At the end of King’s lecture on the Tira, she states, “if interpretations can be more or less accurate, an aspect of interpretation can be acknowledging that it is speculative and provisional.” This acknowledgement is a necessary and inherent element of interpretation, not just a possible disclaimer that “can be” included. King’s consideration of interpretation within a scale of accuracy – “more or less accurate” – already treats all interpretations as accurate; which is antithetical to the inherently incomplete nature of interpretation. Furthermore, the incomplete nature of interpretation is only a small part of the issue. From a purely literary perspective, it does seem that the only rift is the ever-present rift between author and interpreter: the inevitable rift of textual interpretation.
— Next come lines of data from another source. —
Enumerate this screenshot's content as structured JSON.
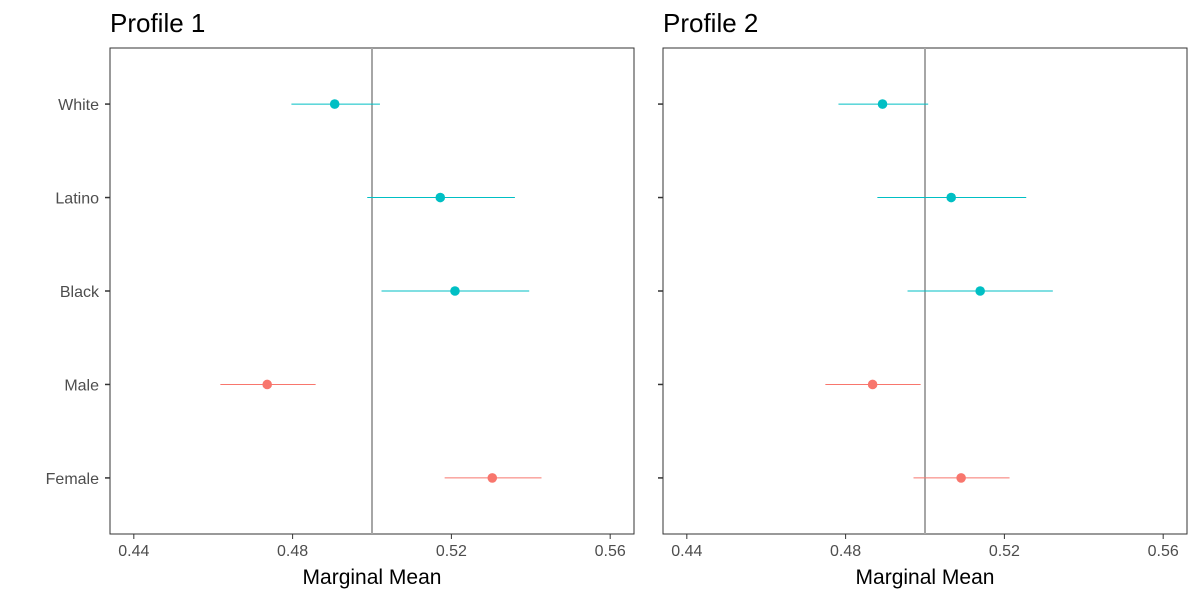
{
  "chart_data": [
    {
      "type": "scatter",
      "title": "Profile 1",
      "xlabel": "Marginal Mean",
      "ylabel": "",
      "xlim": [
        0.434,
        0.566
      ],
      "xticks": [
        0.44,
        0.48,
        0.52,
        0.56
      ],
      "xtick_labels": [
        "0.44",
        "0.48",
        "0.52",
        "0.56"
      ],
      "reference_line": 0.5,
      "categories": [
        "White",
        "Latino",
        "Black",
        "Male",
        "Female"
      ],
      "points": [
        {
          "label": "White",
          "estimate": 0.4906,
          "lower": 0.4797,
          "upper": 0.502,
          "color": "#00BFC4"
        },
        {
          "label": "Latino",
          "estimate": 0.5172,
          "lower": 0.4988,
          "upper": 0.536,
          "color": "#00BFC4"
        },
        {
          "label": "Black",
          "estimate": 0.5209,
          "lower": 0.5024,
          "upper": 0.5396,
          "color": "#00BFC4"
        },
        {
          "label": "Male",
          "estimate": 0.4736,
          "lower": 0.4618,
          "upper": 0.4858,
          "color": "#F8766D"
        },
        {
          "label": "Female",
          "estimate": 0.5303,
          "lower": 0.5183,
          "upper": 0.5427,
          "color": "#F8766D"
        }
      ],
      "grid": false,
      "show_y_labels": true
    },
    {
      "type": "scatter",
      "title": "Profile 2",
      "xlabel": "Marginal Mean",
      "ylabel": "",
      "xlim": [
        0.434,
        0.566
      ],
      "xticks": [
        0.44,
        0.48,
        0.52,
        0.56
      ],
      "xtick_labels": [
        "0.44",
        "0.48",
        "0.52",
        "0.56"
      ],
      "reference_line": 0.5,
      "categories": [
        "White",
        "Latino",
        "Black",
        "Male",
        "Female"
      ],
      "points": [
        {
          "label": "White",
          "estimate": 0.4893,
          "lower": 0.4782,
          "upper": 0.5008,
          "color": "#00BFC4"
        },
        {
          "label": "Latino",
          "estimate": 0.5066,
          "lower": 0.488,
          "upper": 0.5255,
          "color": "#00BFC4"
        },
        {
          "label": "Black",
          "estimate": 0.5139,
          "lower": 0.4956,
          "upper": 0.5322,
          "color": "#00BFC4"
        },
        {
          "label": "Male",
          "estimate": 0.4868,
          "lower": 0.4749,
          "upper": 0.4989,
          "color": "#F8766D"
        },
        {
          "label": "Female",
          "estimate": 0.5091,
          "lower": 0.4971,
          "upper": 0.5213,
          "color": "#F8766D"
        }
      ],
      "grid": false,
      "show_y_labels": false
    }
  ],
  "colors": {
    "teal": "#00BFC4",
    "salmon": "#F8766D",
    "reference_line": "#a6a6a6",
    "panel_border": "#333333",
    "axis_text": "#4d4d4d"
  }
}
King’s comment does not recognize the gigantic cultural, temporal, spatial, historical, and religio-political differences that make us – Western-educated peoples in the 21st century – unable to determine the intention behind this work and its meaning.
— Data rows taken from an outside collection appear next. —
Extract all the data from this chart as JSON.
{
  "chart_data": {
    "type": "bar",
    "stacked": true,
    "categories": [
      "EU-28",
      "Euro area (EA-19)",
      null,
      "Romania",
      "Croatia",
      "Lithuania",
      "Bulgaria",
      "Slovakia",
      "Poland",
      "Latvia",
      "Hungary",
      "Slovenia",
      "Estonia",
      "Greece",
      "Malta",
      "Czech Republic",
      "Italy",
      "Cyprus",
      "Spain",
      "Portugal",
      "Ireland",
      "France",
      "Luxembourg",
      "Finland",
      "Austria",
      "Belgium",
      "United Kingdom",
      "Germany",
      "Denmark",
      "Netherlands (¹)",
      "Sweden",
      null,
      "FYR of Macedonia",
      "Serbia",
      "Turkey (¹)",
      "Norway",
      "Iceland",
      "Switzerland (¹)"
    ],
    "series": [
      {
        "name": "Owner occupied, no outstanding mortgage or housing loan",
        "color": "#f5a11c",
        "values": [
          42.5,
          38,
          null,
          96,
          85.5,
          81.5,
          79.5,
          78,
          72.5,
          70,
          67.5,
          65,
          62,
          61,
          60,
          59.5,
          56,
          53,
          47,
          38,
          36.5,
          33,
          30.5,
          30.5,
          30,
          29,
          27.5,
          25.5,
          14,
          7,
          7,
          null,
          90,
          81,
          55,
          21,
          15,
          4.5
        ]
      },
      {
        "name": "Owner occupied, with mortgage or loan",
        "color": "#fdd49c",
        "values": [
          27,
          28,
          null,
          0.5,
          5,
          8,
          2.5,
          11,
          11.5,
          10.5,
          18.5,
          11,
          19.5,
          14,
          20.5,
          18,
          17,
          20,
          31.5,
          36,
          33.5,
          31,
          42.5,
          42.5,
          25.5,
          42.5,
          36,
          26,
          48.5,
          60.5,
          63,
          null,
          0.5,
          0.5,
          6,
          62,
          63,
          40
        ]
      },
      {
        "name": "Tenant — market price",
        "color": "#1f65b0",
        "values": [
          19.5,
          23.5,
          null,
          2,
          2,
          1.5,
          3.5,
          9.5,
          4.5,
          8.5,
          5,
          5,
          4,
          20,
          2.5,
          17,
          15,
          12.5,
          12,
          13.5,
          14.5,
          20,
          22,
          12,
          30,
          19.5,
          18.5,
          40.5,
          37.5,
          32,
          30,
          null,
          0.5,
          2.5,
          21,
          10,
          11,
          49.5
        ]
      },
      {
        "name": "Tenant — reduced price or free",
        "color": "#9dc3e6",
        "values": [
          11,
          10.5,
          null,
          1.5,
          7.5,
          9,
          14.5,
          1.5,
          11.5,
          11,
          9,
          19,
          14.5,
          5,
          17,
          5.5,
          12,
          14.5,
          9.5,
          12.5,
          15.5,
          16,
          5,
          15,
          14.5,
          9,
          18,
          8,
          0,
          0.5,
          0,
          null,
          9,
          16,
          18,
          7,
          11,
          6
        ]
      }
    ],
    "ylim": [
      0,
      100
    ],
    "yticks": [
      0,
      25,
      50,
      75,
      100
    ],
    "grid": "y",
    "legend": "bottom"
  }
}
As we’ve seen in recent weeks, professors at Reed hold racial prejudices and biases that often go unnoticed and unchecked. For years, students have pushed for racial bias training for faculty. Students have fought to have the Humanities 110 curriculum include non-Western societies since the 60s. It was not until 2018 that Reedies against Racism and protests by the student body made these necessary reforms happen. By comparing our experiences in Humanities 110, we (Claire and Aakash) realized how little the curriculum has changed in four years when it seemed apparent to Humanities 110 professors in 2019 that the new Humanities 110 pedagogy was problematic and confusing for students. Perhaps we as a student body are no longer fighting the old Humanities 110 monolith, but also the more subtle forms of imperialism and racism that arise from the way the faculty is teaching the new Humanities 110 curriculum. Another prompt for this same paper topic read:
The “Birth of Huitzilopochtli,” Theogony and “Horus and Seth” emphasize the sexual generation of the gods and violence among them. Compare the Aztec origin myth to one of the other two with attention to similarities and differences in how they treat competition and alliance among the gods.
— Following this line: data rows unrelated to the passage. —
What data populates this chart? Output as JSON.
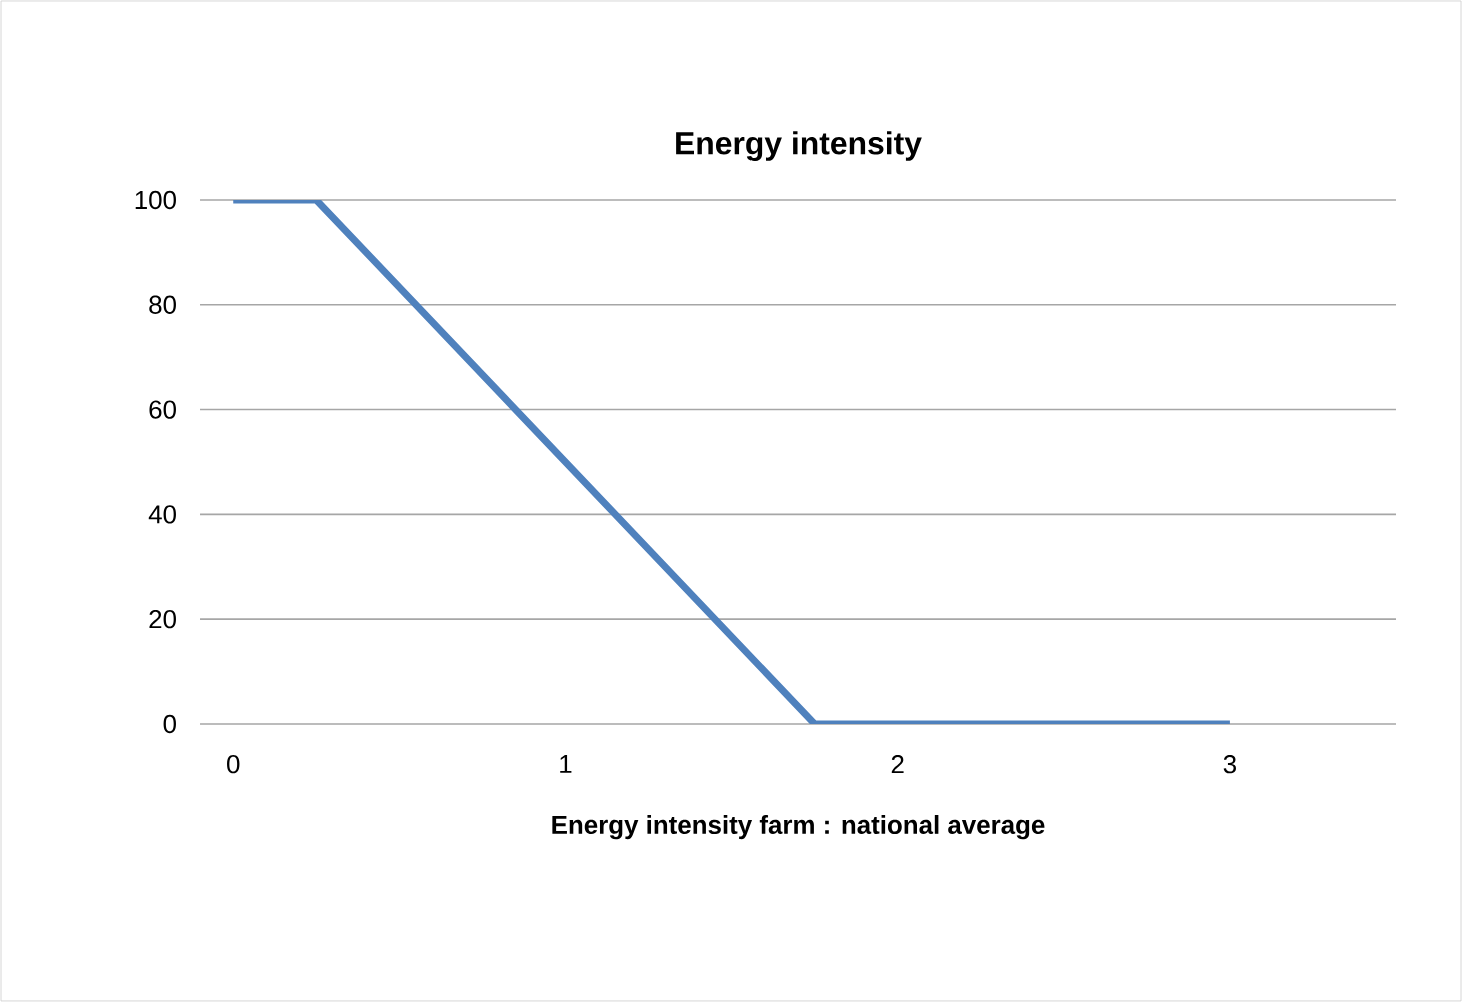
{
  "chart_data": {
    "type": "line",
    "title": "Energy intensity",
    "xlabel": "Energy intensity farm : national average",
    "x": [
      0,
      0.25,
      1.75,
      3
    ],
    "series": [
      {
        "color": "#4f81bd",
        "values": [
          100,
          100,
          0,
          0
        ]
      }
    ],
    "xlim": [
      -0.1,
      3.5
    ],
    "ylim": [
      0,
      100
    ],
    "xticks": [
      0,
      1,
      2,
      3
    ],
    "yticks": [
      0,
      20,
      40,
      60,
      80,
      100
    ],
    "grid": "y",
    "marker": "none",
    "line_style": "solid"
  }
}
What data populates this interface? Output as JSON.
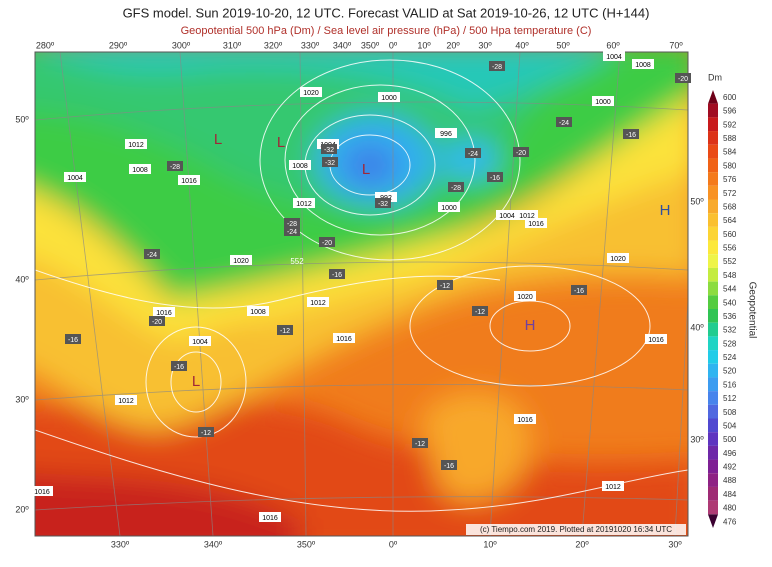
{
  "header": {
    "title": "GFS model. Sun 2019-10-20, 12 UTC. Forecast VALID at Sat 2019-10-26, 12 UTC (H+144)",
    "subtitle": "Geopotential 500 hPa (Dm) / Sea level air pressure (hPa) / 500 Hpa temperature (C)"
  },
  "axes": {
    "top_lon_labels": [
      "280º",
      "290º",
      "300º",
      "310º",
      "320º",
      "330º",
      "340º",
      "350º",
      "0º",
      "10º",
      "20º",
      "30º",
      "40º",
      "50º",
      "60º",
      "70º"
    ],
    "bottom_lon_labels": [
      "330º",
      "340º",
      "350º",
      "0º",
      "10º",
      "20º",
      "30º"
    ],
    "left_lat_labels": [
      "50º",
      "40º",
      "30º",
      "20º"
    ],
    "right_lat_labels": [
      "50º",
      "40º",
      "30º"
    ]
  },
  "colorbar": {
    "unit": "Dm",
    "title": "Geopotential",
    "levels": [
      600,
      596,
      592,
      588,
      584,
      580,
      576,
      572,
      568,
      564,
      560,
      556,
      552,
      548,
      544,
      540,
      536,
      532,
      528,
      524,
      520,
      516,
      512,
      508,
      504,
      500,
      496,
      492,
      488,
      484,
      480,
      476
    ]
  },
  "map": {
    "pressure_labels": [
      "1020",
      "1000",
      "1000",
      "1004",
      "1008",
      "996",
      "1004",
      "1012",
      "1008",
      "1004",
      "1016",
      "1008",
      "1012",
      "992",
      "1000",
      "1004",
      "1012",
      "1016",
      "1020",
      "1020",
      "1020",
      "1012",
      "1008",
      "1016",
      "1016",
      "1016",
      "1004",
      "1012",
      "1016",
      "1016",
      "1016",
      "1012"
    ],
    "temperature_labels": [
      "-28",
      "-24",
      "-16",
      "-20",
      "-24",
      "-16",
      "-28",
      "-28",
      "-32",
      "-32",
      "-32",
      "-28",
      "-24",
      "-20",
      "-24",
      "-16",
      "-12",
      "-16",
      "-12",
      "-20",
      "-16",
      "-12",
      "-16",
      "-12",
      "-12",
      "-16",
      "-20"
    ],
    "contour_labels": [
      "552"
    ],
    "centers": [
      "L",
      "L",
      "L",
      "L",
      "H",
      "H"
    ],
    "credit": "(c) Tiempo.com 2019. Plotted at 20191020 16:34 UTC"
  }
}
This prompt asks students to analyze non-Western “mythologies” (an imposed classification) through their comparison to Western mythologies, which further centers Western history and tradition. When Aakash confronted his Humanities 110 conference leader about the prompts, the conference leader responded by saying that my sentiments were the product of “the people you hang around” and asked if Claire was a religion major, referring to the friction between the Religion department and Humanities 110 after the former left the course in 2018. This separation likely resulted in this egregious prompt which rips these texts from their context and assumes the comparability of “gods” from distinct cosmological and social orders. Aakash’s conference leader’s responses were incredibly dismissive of the active harm caused by Humanities 110 and the actual stakes of its pedagogy. Changing a prompt is such a small request. If professors don’t recognize that the prompts they’ve written and sent out to a class of some 500 students are imperialist, how can we trust them to produce an entire curriculum that is respectful and anti-imperialist? If professors are resistant to small-scale reforms, how can we trust that they will change Humanities 110 on a structural level?